I imagine that some of these songs might have been kicking around in your brain for years. What was the first song you wrote for this album, and how did it chart a path for the rest of the record to follow?
Oh yeah, a lot of these songs had deep roots in the last 20 years of my life. The roots really showed as we began to hone the tracks in the demo stage of things. The first song I wrote that ended up on this album was ‘The Odds (3000 Miles)’. It was originally a lament about a relationship that never blossomed but as I stated, the deeper vein for me was about taking chances and seeing how your wings will open when you’re willing to leap from the ledge. The rest of these tracks have traces of a life lived, love lost, and finding a solid foundation to stand up and ask, “where do we go from here?”
What was the recording process like at Fame Recording studios?

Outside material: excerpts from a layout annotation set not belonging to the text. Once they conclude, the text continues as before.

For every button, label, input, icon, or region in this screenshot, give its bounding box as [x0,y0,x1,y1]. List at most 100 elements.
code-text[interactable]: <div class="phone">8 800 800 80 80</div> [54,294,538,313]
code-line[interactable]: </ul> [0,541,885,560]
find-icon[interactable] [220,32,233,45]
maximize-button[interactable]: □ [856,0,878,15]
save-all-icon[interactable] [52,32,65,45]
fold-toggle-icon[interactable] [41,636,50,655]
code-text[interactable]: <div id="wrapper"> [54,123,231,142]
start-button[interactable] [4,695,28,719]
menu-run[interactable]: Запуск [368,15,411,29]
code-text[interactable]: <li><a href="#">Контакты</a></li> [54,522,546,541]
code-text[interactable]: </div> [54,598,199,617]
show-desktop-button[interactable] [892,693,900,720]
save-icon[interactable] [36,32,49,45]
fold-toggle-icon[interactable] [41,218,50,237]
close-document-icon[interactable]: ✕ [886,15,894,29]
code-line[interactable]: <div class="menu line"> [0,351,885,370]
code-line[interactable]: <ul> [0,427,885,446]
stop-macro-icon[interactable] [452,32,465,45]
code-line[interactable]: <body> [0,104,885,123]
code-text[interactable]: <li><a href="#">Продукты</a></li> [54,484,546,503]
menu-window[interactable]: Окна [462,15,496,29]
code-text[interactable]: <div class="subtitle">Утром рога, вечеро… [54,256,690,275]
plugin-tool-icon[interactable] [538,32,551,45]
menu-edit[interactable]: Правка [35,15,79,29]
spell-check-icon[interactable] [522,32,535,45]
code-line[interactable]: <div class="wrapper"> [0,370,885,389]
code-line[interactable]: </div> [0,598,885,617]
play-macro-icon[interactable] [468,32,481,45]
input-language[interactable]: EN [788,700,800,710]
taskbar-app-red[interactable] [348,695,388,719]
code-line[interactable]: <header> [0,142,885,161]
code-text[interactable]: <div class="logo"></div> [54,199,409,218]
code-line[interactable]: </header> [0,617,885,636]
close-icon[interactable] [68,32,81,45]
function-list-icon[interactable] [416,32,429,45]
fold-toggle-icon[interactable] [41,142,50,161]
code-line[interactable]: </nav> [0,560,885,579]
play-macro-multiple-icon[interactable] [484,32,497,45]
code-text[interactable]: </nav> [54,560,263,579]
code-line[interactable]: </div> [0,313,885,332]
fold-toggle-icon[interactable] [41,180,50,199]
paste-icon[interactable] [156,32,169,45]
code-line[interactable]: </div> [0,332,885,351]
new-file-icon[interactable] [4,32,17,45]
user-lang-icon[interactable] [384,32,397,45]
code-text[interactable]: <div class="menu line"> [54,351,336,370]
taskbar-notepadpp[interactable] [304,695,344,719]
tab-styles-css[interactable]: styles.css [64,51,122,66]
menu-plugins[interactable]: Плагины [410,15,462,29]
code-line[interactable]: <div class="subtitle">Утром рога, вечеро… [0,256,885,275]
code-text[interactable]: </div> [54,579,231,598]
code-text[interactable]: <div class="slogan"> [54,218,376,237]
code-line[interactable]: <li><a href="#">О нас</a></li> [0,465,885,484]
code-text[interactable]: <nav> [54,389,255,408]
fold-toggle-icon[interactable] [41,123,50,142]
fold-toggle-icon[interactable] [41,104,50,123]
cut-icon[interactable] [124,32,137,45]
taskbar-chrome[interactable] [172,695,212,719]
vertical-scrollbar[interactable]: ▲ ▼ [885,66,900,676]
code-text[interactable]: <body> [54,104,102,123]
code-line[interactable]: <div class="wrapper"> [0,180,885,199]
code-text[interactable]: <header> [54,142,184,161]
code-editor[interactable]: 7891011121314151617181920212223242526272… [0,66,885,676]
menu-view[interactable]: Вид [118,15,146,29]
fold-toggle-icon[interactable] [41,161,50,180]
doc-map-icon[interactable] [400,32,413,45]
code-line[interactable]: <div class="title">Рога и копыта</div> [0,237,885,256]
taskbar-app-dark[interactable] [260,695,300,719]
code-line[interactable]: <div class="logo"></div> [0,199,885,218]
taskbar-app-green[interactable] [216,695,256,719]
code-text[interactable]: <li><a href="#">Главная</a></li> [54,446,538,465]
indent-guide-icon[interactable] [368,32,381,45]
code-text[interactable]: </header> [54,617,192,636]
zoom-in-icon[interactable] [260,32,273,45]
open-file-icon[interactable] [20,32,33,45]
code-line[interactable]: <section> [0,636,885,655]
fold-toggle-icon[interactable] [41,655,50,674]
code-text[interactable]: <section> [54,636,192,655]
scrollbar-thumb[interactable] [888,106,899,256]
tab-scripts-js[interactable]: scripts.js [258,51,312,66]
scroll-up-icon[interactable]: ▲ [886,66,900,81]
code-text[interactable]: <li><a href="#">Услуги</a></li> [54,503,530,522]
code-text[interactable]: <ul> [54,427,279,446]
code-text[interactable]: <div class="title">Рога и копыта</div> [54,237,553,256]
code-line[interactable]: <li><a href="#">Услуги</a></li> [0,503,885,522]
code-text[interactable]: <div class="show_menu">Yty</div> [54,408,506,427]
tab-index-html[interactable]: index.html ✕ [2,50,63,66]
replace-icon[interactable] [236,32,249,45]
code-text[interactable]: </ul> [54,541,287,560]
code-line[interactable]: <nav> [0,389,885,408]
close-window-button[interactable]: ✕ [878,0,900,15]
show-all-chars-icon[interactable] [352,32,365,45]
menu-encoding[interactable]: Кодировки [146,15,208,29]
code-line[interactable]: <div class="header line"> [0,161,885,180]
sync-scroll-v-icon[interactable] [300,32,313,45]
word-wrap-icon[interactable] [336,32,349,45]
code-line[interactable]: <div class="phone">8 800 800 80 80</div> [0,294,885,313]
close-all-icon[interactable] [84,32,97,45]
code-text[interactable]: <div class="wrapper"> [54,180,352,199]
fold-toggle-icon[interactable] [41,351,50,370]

Originally I was a bit intimidated by the history that had been created in Studio A, but my concerns were put to rest as soon as I met the guys who played on these sessions. My brother in arms Brian Emmons with B Radical Productions and I had been working on solid demos over the previous couple years as the world was waking back up. I sent the demos to Spencer Coats and he in turn sent them to the band leader and brilliant musician, Will McFarlane. Will was the only one who had heard the songs until it was time to roll tape. All six of us along with Spencer would huddle up in the control booth with the charts and we listened to the demoed track, the drummer noted the tempo as everyone else made their own notes of suggestions. Then we went out on the floor and the magic happened. The sounds I had heard in my head for years, came pouring into my ears through the headphones. There were more than a few times we hit the last notes and I teared up or had the hair on my neck stand up. Most of this album is first or second takes. We cut eight full band tracks on the floor the first day. Fame Recording Studios in Muscle Shoals has an energy all its own and it has been creating the soundtracks of our lives for generations.
“Music has always and will always be a shelter in the storms of life for me”
There’s this plaintive attitude throughout all of these songs – but, there’s also a resilient joy throughout the songs. Did music still sustain you even though you stepped back from it for a while?
Music has always and will always be a shelter in the storms of life for me. I write out the melancholy so I can purge it. Best therapy ever, haha. One of my favorite lines ever is one I painted on my guitar case by Tom Wait, “I love beautiful melodies, telling me terrible things.” I couldn’t possibly agree more. Resilience and perseverance is something I always want to feel in any song I write. Life is a series of gut punches but it’s what we choose to do in the aftermath that should be the real focus story.
What artists making music now are inspiring to you? What do you feel is the shape of folk music in the US right now?
Dylan is just continually capturing my imagination. I’m a big fan of Anna Tivel and Jeffrey Martin. Love Jon Charles Dwyer. I really enjoy Ian Noe, Bella White, Field Report, Aoife O’Donovan. As for the shape of folk music in the US right now? I’d say there are some really great writers coming up that have been fed such a wide range of influences that I can hardly wait to hear the future…it’s wide open.